Lily Tomlin took a five-day break from Broadway's The Search for Signs of Intelligent Life in the Universe, March 12-16, to film a movie, but she returns to her open-ended popular solo turn at the matinee March 17.
Beginning March 18, Tomlin adds Sunday evening performances, through April 8, and there is no end in sight for the run, at the Booth Theatre. Wednesday matinees have been added for April 11 and 18 only. Popular with fans, the revival of Jane Wagner's seriocomic traipse through modern life is a hit in the literal showbiz sense: It recouped its $1 million investment 10 weeks into the run. The run was expected to be limited, but business merited several extensions to its current "indefinite" run status.

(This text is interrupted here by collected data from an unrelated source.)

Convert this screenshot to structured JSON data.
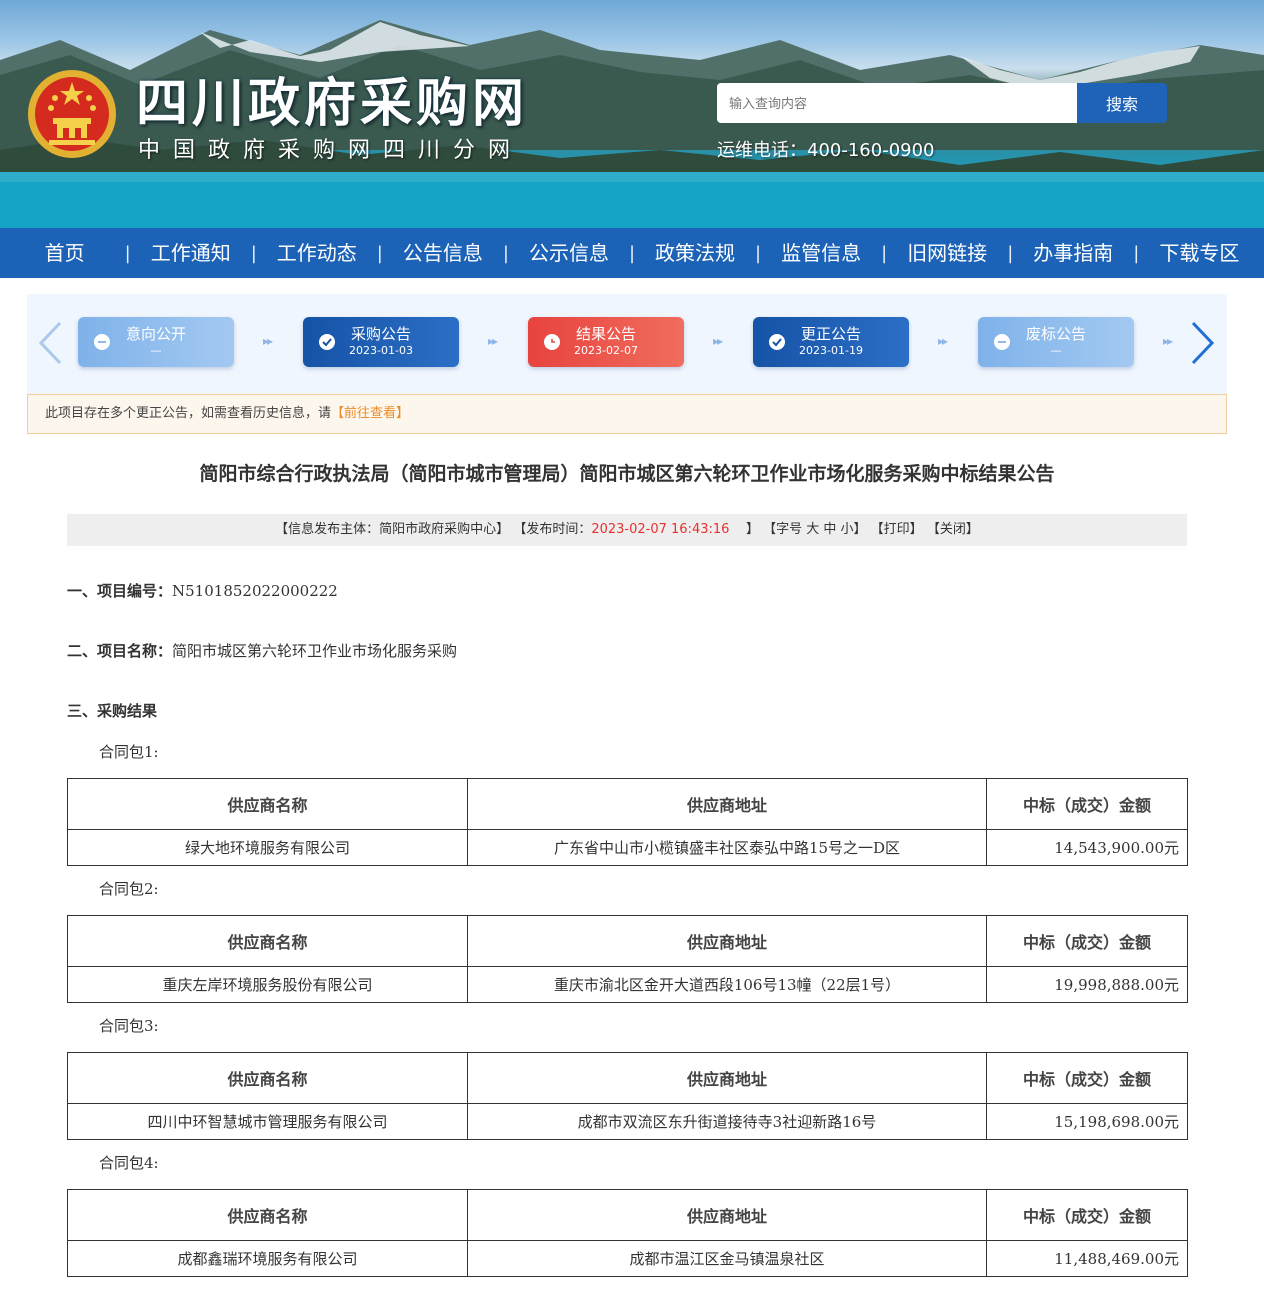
{
  "header": {
    "site_title": "四川政府采购网",
    "site_subtitle": "中国政府采购网四川分网",
    "search_placeholder": "输入查询内容",
    "search_button": "搜索",
    "hotline": "运维电话：400-160-0900"
  },
  "nav": {
    "items": [
      {
        "label": "首页"
      },
      {
        "label": "工作通知"
      },
      {
        "label": "工作动态"
      },
      {
        "label": "公告信息"
      },
      {
        "label": "公示信息"
      },
      {
        "label": "政策法规"
      },
      {
        "label": "监管信息"
      },
      {
        "label": "旧网链接"
      },
      {
        "label": "办事指南"
      },
      {
        "label": "下载专区"
      }
    ]
  },
  "steps": [
    {
      "label": "意向公开",
      "date": "—",
      "state": "minus",
      "color": "light"
    },
    {
      "label": "采购公告",
      "date": "2023-01-03",
      "state": "check",
      "color": "blue"
    },
    {
      "label": "结果公告",
      "date": "2023-02-07",
      "state": "clock",
      "color": "red"
    },
    {
      "label": "更正公告",
      "date": "2023-01-19",
      "state": "check",
      "color": "blue"
    },
    {
      "label": "废标公告",
      "date": "—",
      "state": "minus",
      "color": "light"
    }
  ],
  "notice": {
    "text": "此项目存在多个更正公告，如需查看历史信息，请",
    "link": "【前往查看】"
  },
  "article": {
    "title": "简阳市综合行政执法局（简阳市城市管理局）简阳市城区第六轮环卫作业市场化服务采购中标结果公告",
    "meta": {
      "publisher": "【信息发布主体：简阳市政府采购中心】",
      "time_label": "【发布时间：",
      "time_value": "2023-02-07 16:43:16",
      "time_end": "】",
      "font_size": "【字号 大 中 小】",
      "print": "【打印】",
      "close": "【关闭】"
    },
    "section1_label": "一、项目编号：",
    "section1_value": "N5101852022000222",
    "section2_label": "二、项目名称：",
    "section2_value": "简阳市城区第六轮环卫作业市场化服务采购",
    "section3_label": "三、采购结果",
    "table_headers": [
      "供应商名称",
      "供应商地址",
      "中标（成交）金额"
    ],
    "packages": [
      {
        "label": "合同包1:",
        "supplier": "绿大地环境服务有限公司",
        "address": "广东省中山市小榄镇盛丰社区泰弘中路15号之一D区",
        "amount": "14,543,900.00元"
      },
      {
        "label": "合同包2:",
        "supplier": "重庆左岸环境服务股份有限公司",
        "address": "重庆市渝北区金开大道西段106号13幢（22层1号）",
        "amount": "19,998,888.00元"
      },
      {
        "label": "合同包3:",
        "supplier": "四川中环智慧城市管理服务有限公司",
        "address": "成都市双流区东升街道接待寺3社迎新路16号",
        "amount": "15,198,698.00元"
      },
      {
        "label": "合同包4:",
        "supplier": "成都鑫瑞环境服务有限公司",
        "address": "成都市温江区金马镇温泉社区",
        "amount": "11,488,469.00元"
      }
    ]
  },
  "colors": {
    "nav_blue": "#1c63b7",
    "step_blue": "#1553a6",
    "step_red": "#e8433e",
    "step_light": "#7fb2ea",
    "time_red": "#e8312f",
    "notice_link": "#e98d2a"
  },
  "icons": {
    "emblem": "national-emblem-icon",
    "prev": "chevron-left-icon",
    "next": "chevron-right-icon"
  }
}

Tomlin jetted out of New York after her March 11 Search performance for filming on a picture called "Orange County," in which she plays a high school guidance counselor. Tomlin won a 1985 Tony Award for The Search.
The Search... opened Nov. 16, 2000. Originally, the closing was announced for Jan. 21. Tomlin won a Tony Award for creating a world of characters in Jane Wagner's The Search... in 1985. The doors to the Booth Theatre, the intimate house that proved pure gold for Dame Edna last season, opened for previews Nov. 11, 2000. The play, in which Tomlin essays a collection of offbeat, heartbreaking, hopeful and humorous characters, is directed by Wagner, Tomlin's longtime personal and creative partner. Designers on board to help create the skewed worlds of the seriocomic monologue-playlets are Klara Zieglerova (scenic), Ken Billington (lighting), Tom Clark and Mark Bennett (sound). Tomlin had something of a tryout for the returning Broadway run: She toured a trim concert version of the play to 30 cities between September and December 1999. Fall 2000 dates at Seattle Repertory Theatre (Sept. 6-Oct. 7) and McCarter Theatre in Princeton, NJ (Oct. 17-Nov. 5) played before Broadway.

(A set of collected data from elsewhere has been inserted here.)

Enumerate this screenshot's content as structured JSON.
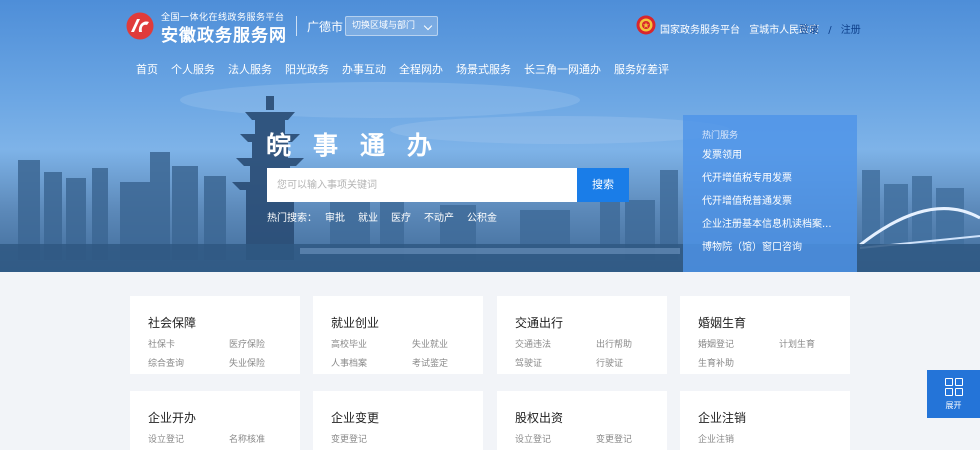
{
  "header": {
    "brand_sub": "全国一体化在线政务服务平台",
    "brand_main": "安徽政务服务网",
    "city": "广德市",
    "region_switch": "切换区域与部门",
    "gov_links": [
      "国家政务服务平台",
      "宣城市人民政府"
    ],
    "login": "登录",
    "separator": "/",
    "register": "注册"
  },
  "nav": [
    "首页",
    "个人服务",
    "法人服务",
    "阳光政务",
    "办事互动",
    "全程网办",
    "场景式服务",
    "长三角一网通办",
    "服务好差评"
  ],
  "search": {
    "slogan": "皖事通办",
    "placeholder": "您可以输入事项关键词",
    "button": "搜索",
    "hot_label": "热门搜索：",
    "hot_terms": [
      "审批",
      "就业",
      "医疗",
      "不动产",
      "公积金"
    ]
  },
  "hot_services": {
    "title": "热门服务",
    "items": [
      "发票领用",
      "代开增值税专用发票",
      "代开增值税普通发票",
      "企业注册基本信息机读档案...",
      "博物院（馆）窗口咨询"
    ]
  },
  "categories": [
    {
      "title": "社会保障",
      "links": [
        "社保卡",
        "医疗保险",
        "综合查询",
        "失业保险"
      ]
    },
    {
      "title": "就业创业",
      "links": [
        "高校毕业",
        "失业就业",
        "人事档案",
        "考试鉴定"
      ]
    },
    {
      "title": "交通出行",
      "links": [
        "交通违法",
        "出行帮助",
        "驾驶证",
        "行驶证"
      ]
    },
    {
      "title": "婚姻生育",
      "links": [
        "婚姻登记",
        "计划生育",
        "生育补助"
      ]
    },
    {
      "title": "企业开办",
      "links": [
        "设立登记",
        "名称核准"
      ]
    },
    {
      "title": "企业变更",
      "links": [
        "变更登记"
      ]
    },
    {
      "title": "股权出资",
      "links": [
        "设立登记",
        "变更登记"
      ]
    },
    {
      "title": "企业注销",
      "links": [
        "企业注销"
      ]
    }
  ],
  "expand": {
    "label": "展开"
  },
  "colors": {
    "primary": "#1a7de8",
    "login_link": "#0d3f8a",
    "hot_panel": "#4e94e8"
  }
}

The Search for Signs is produced by Tomlin and Wagner Theatricalz. Tickets range $50-$65. The Booth is at 222 W. 45th St. between Broadway and Eighth Avenue. Call (212) 239-6200 for information.

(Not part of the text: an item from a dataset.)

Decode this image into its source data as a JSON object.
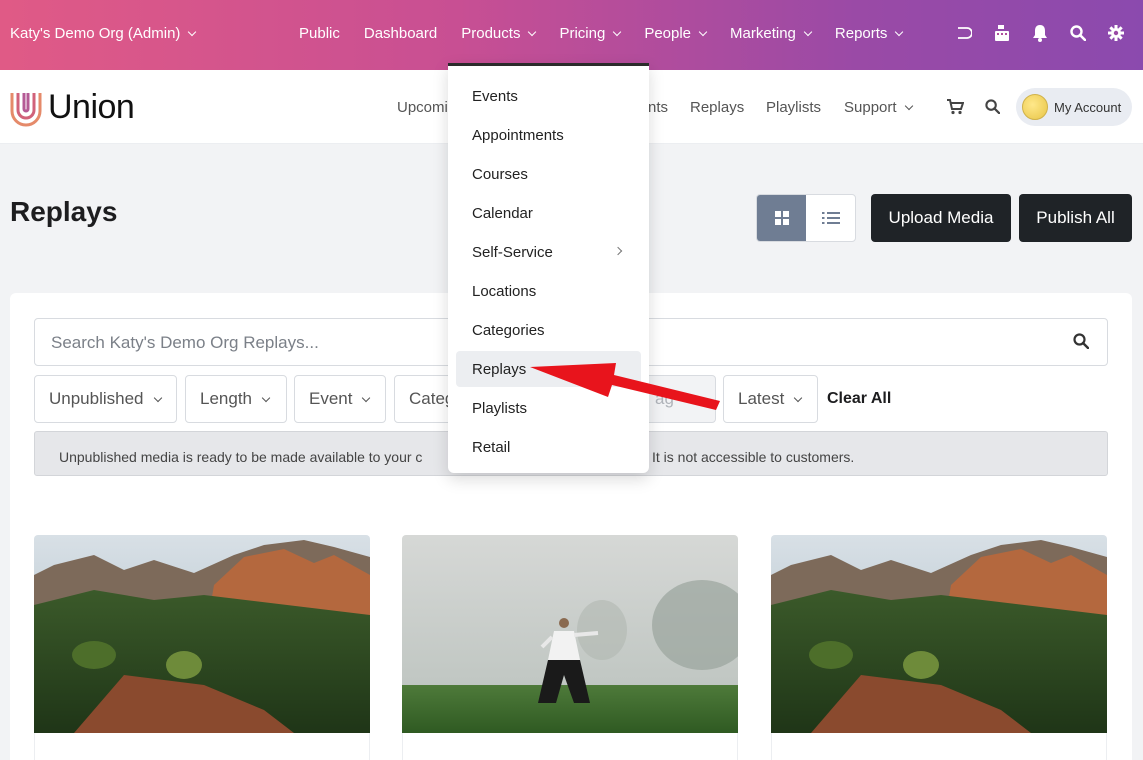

Tomlin, known for her quirky characters on TV's "Laugh-In" and "Murphy Brown," and in films such as "Nashville" and "9 to 5," won a Best Actress Tony Award in 1985-86 for playing Wagner's varied series of scenes and characters. The script is loaded with incisive seriocomic observations about post 1960s cultural attitudes, expectations and consequences. Wagner, her longtime collaborator, failed to get a nomination. The script of the play, however, became a best-seller and has been re-released by Harper Collins to coincide with the Broadway run.
The show set out on a successful national tour in 1990-91. In the original, Tomlin played a punker teen, a wise bag lady, hookers, a fitness freak, a husband, a lesbian editor and more.
One of the more celebrated lines of the play had a character named Lynn, struggling to be a superwoman, observing, "If I had known what it would be like to have it all, I might have settled for less."
The 1999 tour was considered an exploratory reapproach to see how the material played more than a decade after it premiered. The tour was a Delsener Slater production, produced by Tomlin.
Tomlin is a Detroit native who rose to fame on late 1960s TV and graduated to films such as "All of Me," "Incredible Shrinking Woman," "Moment by Moment" (directed by Wagner), "Nashville" and, recently, "Tea With Mussolini."
Her previous Broadway show, Appearing Nitely, written and directed by Wagner in 1977, earned her a Special Tony Award.
Wagner won the Drama Desk Award for "Unique Theatrical Experience" for The Search and a rare Special Award by the New York Drama Critics Circle. The hardcover edition of the play was a New York Times best seller, and is now in paperback. He teleplay for the TV film, "J.T.," brought her to the attention of Tomlin. Wagner co-wrote and co-produced three comedy albums with Tomlin.
She is now developing a TV pilot for Tomlin.